Transcurrió el tiempo de un par de rosarios. Mi camarada y yo estábamos ateridos de frío, y nos apretábamos el uno contra el otro para comunicarnos calor. No se oía nada salvo el discurrir de la corriente por el costado del dique que daba al río.
—Tardan mucho —susurró Jaime.
No respondí. En ese momento imaginaba al capitán Alatriste, el agua fría hasta el pecho, la pistola en alto para tener seca la pólvora, y la daga o la espada en la otra mano, acercándose a los centinelas holandeses queguardaban las esclusas. Luego pensé en Caridad la Lebrijana, y acabé haciéndolo también en Angélica de Alquézar. A menudo, me dije, las mujeres ignoran lo que de cabal y de temible hay en el corazón de algunos hombres.
Sonó un tiro de arcabuz: uno solo, lejano, aislado, en mitad de la noche y de la niebla. Lo estimé a más de trescientos pasos frente a nosotros, que nos agazapamos aún más, sobrecogidos. Después volvíó el silencio por un instante, y de pronto quebróse todo en una sucesión furiosa de estampidos, pistoletazos y mosquetería. Excitados, enardecidos por aquello, Jaime y yo intentábamos penetrar las tinieblas, sin resultado. Ahora la escopetada se propagaba a un lado y a otro, subiendo en intensidad, atronando cielo y tierra como si una tormenta descargase sus truenos más allá de la cortina oscura. Hubo un estampido seco, fuerte, y al cabo lo siguieron dos más.
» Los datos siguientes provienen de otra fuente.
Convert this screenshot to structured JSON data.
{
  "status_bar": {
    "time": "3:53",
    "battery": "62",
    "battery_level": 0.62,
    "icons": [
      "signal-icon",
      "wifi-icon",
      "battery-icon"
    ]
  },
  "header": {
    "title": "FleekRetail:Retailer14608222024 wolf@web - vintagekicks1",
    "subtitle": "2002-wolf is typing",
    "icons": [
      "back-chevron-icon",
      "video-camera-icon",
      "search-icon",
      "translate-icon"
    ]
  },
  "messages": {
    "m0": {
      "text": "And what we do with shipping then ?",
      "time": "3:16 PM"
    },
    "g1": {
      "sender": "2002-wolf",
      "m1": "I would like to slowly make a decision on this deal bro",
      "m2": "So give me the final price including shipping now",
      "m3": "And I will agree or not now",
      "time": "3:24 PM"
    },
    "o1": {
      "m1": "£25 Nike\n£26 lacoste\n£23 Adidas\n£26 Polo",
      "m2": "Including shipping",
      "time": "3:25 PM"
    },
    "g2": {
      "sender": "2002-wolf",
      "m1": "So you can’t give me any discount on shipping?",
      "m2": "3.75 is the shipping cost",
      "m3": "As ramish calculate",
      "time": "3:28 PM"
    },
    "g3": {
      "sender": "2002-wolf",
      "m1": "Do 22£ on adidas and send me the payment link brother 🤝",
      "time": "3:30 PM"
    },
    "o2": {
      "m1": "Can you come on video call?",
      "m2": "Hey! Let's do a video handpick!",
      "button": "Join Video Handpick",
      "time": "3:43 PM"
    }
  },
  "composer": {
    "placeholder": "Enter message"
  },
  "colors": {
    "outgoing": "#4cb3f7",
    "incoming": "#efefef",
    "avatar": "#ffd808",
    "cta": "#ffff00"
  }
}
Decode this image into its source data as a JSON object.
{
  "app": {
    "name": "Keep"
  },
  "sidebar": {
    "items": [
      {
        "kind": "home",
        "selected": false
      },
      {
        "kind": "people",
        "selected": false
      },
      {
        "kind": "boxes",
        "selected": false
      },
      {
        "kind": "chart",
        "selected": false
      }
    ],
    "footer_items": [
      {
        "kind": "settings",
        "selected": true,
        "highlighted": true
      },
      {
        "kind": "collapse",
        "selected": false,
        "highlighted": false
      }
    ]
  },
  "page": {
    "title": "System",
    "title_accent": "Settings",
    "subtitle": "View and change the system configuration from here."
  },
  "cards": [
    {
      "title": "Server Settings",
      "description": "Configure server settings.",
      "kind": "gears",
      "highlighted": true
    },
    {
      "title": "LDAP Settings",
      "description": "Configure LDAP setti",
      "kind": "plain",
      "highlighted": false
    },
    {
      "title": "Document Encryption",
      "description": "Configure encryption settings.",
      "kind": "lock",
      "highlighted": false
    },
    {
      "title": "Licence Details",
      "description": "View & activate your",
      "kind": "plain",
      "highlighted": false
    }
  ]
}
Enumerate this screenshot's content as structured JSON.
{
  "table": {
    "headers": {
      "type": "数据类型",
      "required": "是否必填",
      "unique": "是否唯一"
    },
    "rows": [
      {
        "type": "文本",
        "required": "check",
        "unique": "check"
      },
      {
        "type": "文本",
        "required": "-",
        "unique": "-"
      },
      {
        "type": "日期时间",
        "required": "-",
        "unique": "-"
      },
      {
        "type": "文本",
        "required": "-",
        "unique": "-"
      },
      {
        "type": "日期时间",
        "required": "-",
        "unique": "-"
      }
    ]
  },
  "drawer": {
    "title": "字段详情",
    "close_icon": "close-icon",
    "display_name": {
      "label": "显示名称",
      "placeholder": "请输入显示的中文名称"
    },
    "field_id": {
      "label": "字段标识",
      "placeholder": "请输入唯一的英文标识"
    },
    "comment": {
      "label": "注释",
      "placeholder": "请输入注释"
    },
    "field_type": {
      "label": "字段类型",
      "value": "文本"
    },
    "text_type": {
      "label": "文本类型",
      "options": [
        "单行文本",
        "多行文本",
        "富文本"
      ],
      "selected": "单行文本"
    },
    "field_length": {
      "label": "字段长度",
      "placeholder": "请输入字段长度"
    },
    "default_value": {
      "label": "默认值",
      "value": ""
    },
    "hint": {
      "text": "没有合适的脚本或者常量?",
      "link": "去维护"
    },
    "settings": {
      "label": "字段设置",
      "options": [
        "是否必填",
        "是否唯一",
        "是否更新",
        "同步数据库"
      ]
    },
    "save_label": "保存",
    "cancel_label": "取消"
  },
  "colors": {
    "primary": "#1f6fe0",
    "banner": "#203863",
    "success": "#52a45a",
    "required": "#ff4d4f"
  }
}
Y entonces sí pudimos ver que la bruma clareaba algo: un débil resplandor lechoso y luego rojizo, que se multiplicaba suspendido en las minúsculas gotitas de humedad que llenaban el aire reflejándose en el agua oscura, bajo el talud donde seguíamos tumbados. El dique de Sevenberge estaba en llamas.
Nunca supe cuánto duró aquello; mas sé que, a lo lejos, la noche resonaba como debe de resonar el mismo infierno. Nos incorporamos un poco, fascinados, y en ese momento escuchamos rumor de pasos que venían a la carrera sobre el dique. Luego una sucesión de manchas blancas, de camisas que corrían en la oscuridad, empezó a definirse a través de la niebla, pasando por nuestro lado hacia las líneas españolas. Seguían los estampidos y los arcabuzazos al frente mientras las siluetas claras que venían de allí continuaban pasando veloces, pasos en el barro, imprecaciones, un resuello entrecortado por el esfuerzo, el gemido de alguien maltrecho a quien sostenían los camaradas. Ahora el crepitar de la mosquetería se venía más y más a sus alcances, y las camisas blancas, que al principio llegaban en tropel, empezaron a espaciarse entre ellas.